I’ve had a cataract that’s been dimming vision in my right eye for some years now. At my latest (free at the point of use NHS) eye test in early November, the optician decided it was sufficiently advanced for referral. Less than two weeks later I went for a preliminary assessment by a consultant at Sunderland Eye Infirmary, at which I was booked in for ultrasound cataract surgery at the end of the month. At both of these appointments, I’d barely walked through the door and the cheery nursing staff were busily checking documentation and prepping me with various eye drops. The procedure was ultrasound removal (bizarre!) of the cataract-clouded lens and fitting with a new artificial one. It generally takes around fifteen minutes. Unfortunately there was a complication, meaning it took considerably longer (a toe-curling forty minutes or so). As the new lens was being inserted, they noticed a small tear in the lens sac and the lens had to be withdrawn. That was on Wednesday 30th. I was immediately scheduled for another appointment the following day. With thoughts of ‘NHS waiting list shock’ headlines hovering in my mind, I had a day’s anxiety about spending long months with severely impaired vision. But I needn’t have worried. At that appointment, the consultant arranged for me to have follow-up surgery for the replacement lens – on the 6th of December. On that occasion I had to wait all of ten minutes before the prepping began and I was in and out of the theatre in about twenty minutes.

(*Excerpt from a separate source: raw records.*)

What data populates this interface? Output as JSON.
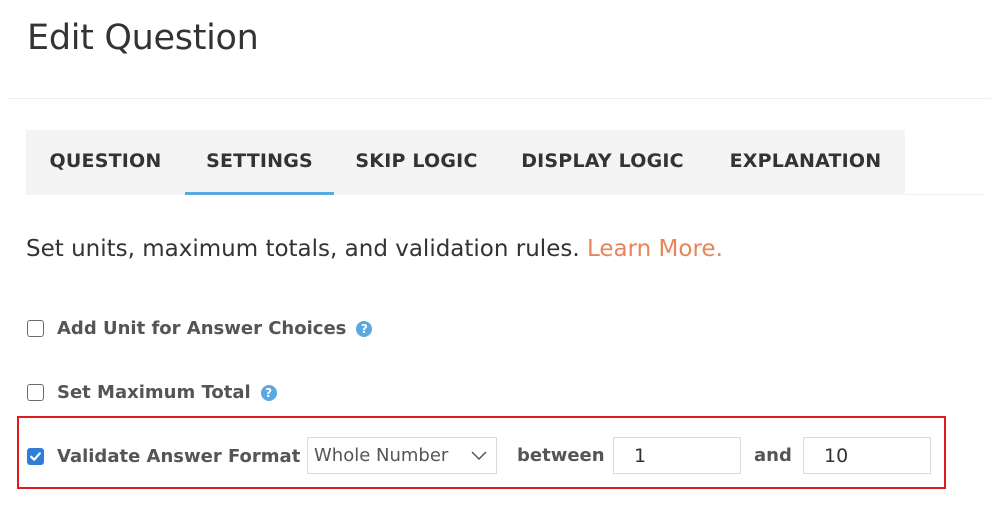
{
  "page": {
    "title": "Edit Question"
  },
  "tabs": [
    {
      "label": "QUESTION",
      "active": false
    },
    {
      "label": "SETTINGS",
      "active": true
    },
    {
      "label": "SKIP LOGIC",
      "active": false
    },
    {
      "label": "DISPLAY LOGIC",
      "active": false
    },
    {
      "label": "EXPLANATION",
      "active": false
    }
  ],
  "description": {
    "text": "Set units, maximum totals, and validation rules.",
    "link": "Learn More."
  },
  "options": {
    "add_unit": {
      "label": "Add Unit for Answer Choices",
      "checked": false,
      "help": "?"
    },
    "max_total": {
      "label": "Set Maximum Total",
      "checked": false,
      "help": "?"
    },
    "validate": {
      "label": "Validate Answer Format",
      "checked": true,
      "format_selected": "Whole Number",
      "between_label": "between",
      "and_label": "and",
      "min_value": "1",
      "max_value": "10"
    }
  },
  "colors": {
    "accent_blue": "#5aa8e0",
    "link_orange": "#e8845a",
    "highlight_red": "#e11a1a",
    "checkbox_blue": "#2f7fd6"
  }
}
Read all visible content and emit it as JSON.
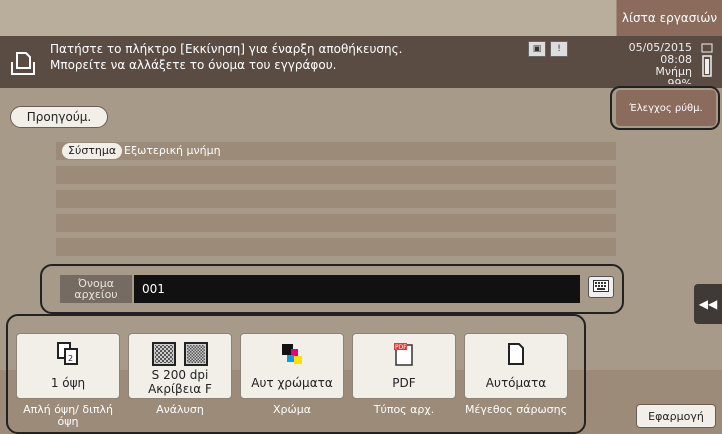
{
  "header": {
    "job_list_label": "λίστα εργασιών",
    "message_line1": "Πατήστε το πλήκτρο [Εκκίνηση] για έναρξη αποθήκευσης.",
    "message_line2": "Μπορείτε να αλλάξετε το όνομα του εγγράφου.",
    "date": "05/05/2015",
    "time": "08:08",
    "memory_label": "Μνήμη",
    "memory_percent": "99%"
  },
  "nav": {
    "previous_label": "Προηγούμ.",
    "check_settings_label": "Έλεγχος ρύθμ."
  },
  "breadcrumb": {
    "system_label": "Σύστημα",
    "location_label": "Εξωτερική μνήμη"
  },
  "filename": {
    "label": "Όνομα αρχείου",
    "value": "001"
  },
  "functions": [
    {
      "icon": "simplex-icon",
      "value": "1 όψη",
      "caption": "Απλή όψη/ διπλή όψη"
    },
    {
      "icon": "resolution-icon",
      "value": "S 200 dpi Ακρίβεια F",
      "caption": "Ανάλυση"
    },
    {
      "icon": "color-icon",
      "value": "Αυτ χρώματα",
      "caption": "Χρώμα"
    },
    {
      "icon": "pdf-file-icon",
      "value": "PDF",
      "caption": "Τύπος αρχ."
    },
    {
      "icon": "page-size-icon",
      "value": "Αυτόματα",
      "caption": "Μέγεθος σάρωσης"
    }
  ],
  "apply_label": "Εφαρμογή",
  "colors": {
    "accent": "#8a6b5c",
    "background": "#a89a88"
  }
}
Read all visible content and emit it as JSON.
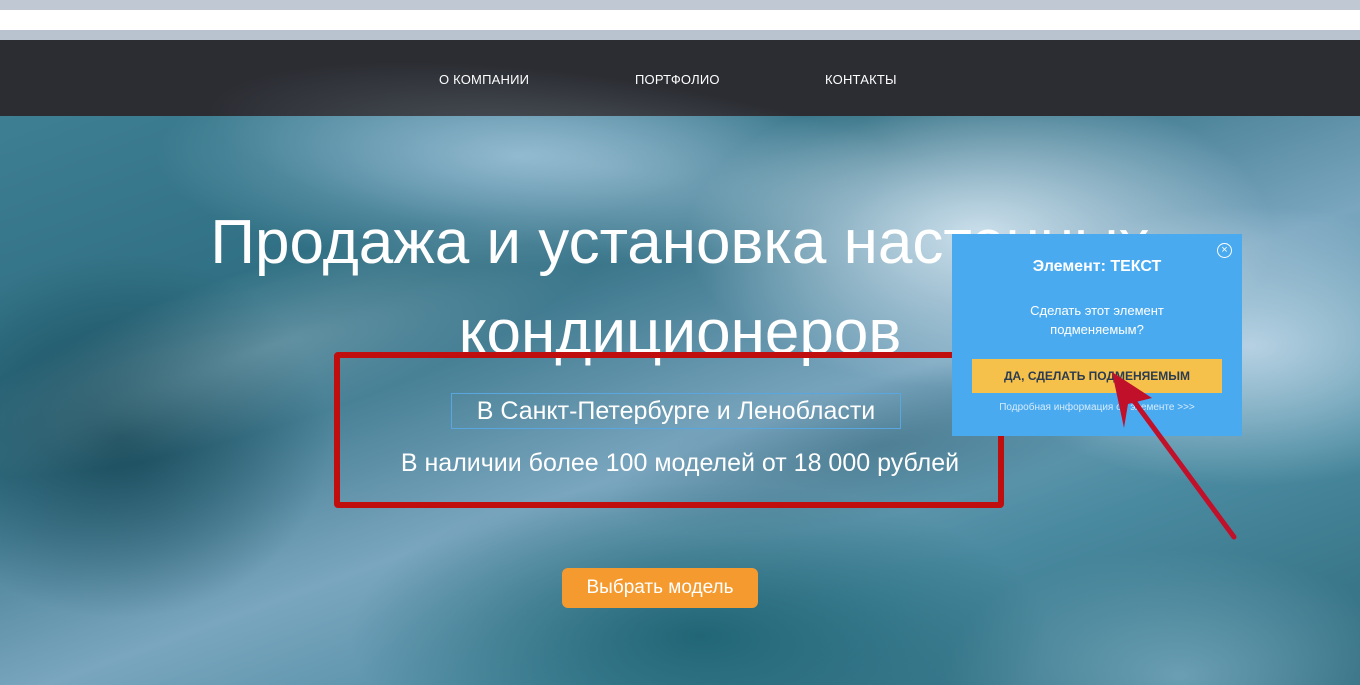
{
  "nav": {
    "items": [
      {
        "label": "О КОМПАНИИ"
      },
      {
        "label": "ПОРТФОЛИО"
      },
      {
        "label": "КОНТАКТЫ"
      }
    ]
  },
  "hero": {
    "headline_line1": "Продажа и установка настенных",
    "headline_line2": "кондиционеров",
    "subtitle_location": "В Санкт-Петербурге и Ленобласти",
    "subtitle_offer": "В наличии более 100 моделей от 18 000 рублей",
    "cta_label": "Выбрать модель"
  },
  "popup": {
    "close_glyph": "×",
    "title": "Элемент: ТЕКСТ",
    "question": "Сделать этот элемент подменяемым?",
    "confirm_label": "ДА, СДЕЛАТЬ ПОДМЕНЯЕМЫМ",
    "info_link": "Подробная информация об элементе >>>"
  },
  "colors": {
    "nav_background": "#2b2d33",
    "highlight_box": "#c00d0d",
    "cta": "#f59a2f",
    "popup": "#4aaaf0",
    "popup_button": "#f5c14a",
    "arrow": "#c0102a"
  }
}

With these recent close encounters of mine with the NHS, I’ve been struck throughout by the informal courtesy, good humour and calm of the working environment in the infirmary, both among staff and towards patients. And, as you will have gathered, by the absence of long waiting lists, delays and poor treatment. Sunderland Eye Infirmary is excellent, it really is.
But what’s all this about Tinkerbell? Well, an eye without a lens is a very strange thing indeed. Light hitting the retina is, obviously, entirely unfocused. What surprised me though was the way every tiny source of light – stand-by, fairy light or whatever it might be – was transformed into a sparkling, undulating disc, the size of a small coin, for all the world like Tinkerbell (as in a JM Barrie stage production, I mean, not Disney – pah!) So between those two operations, I spent about a week surrounded by hundreds of bloody Tinkerbells. Glad to see the back of her, to be honest. Pretty, though.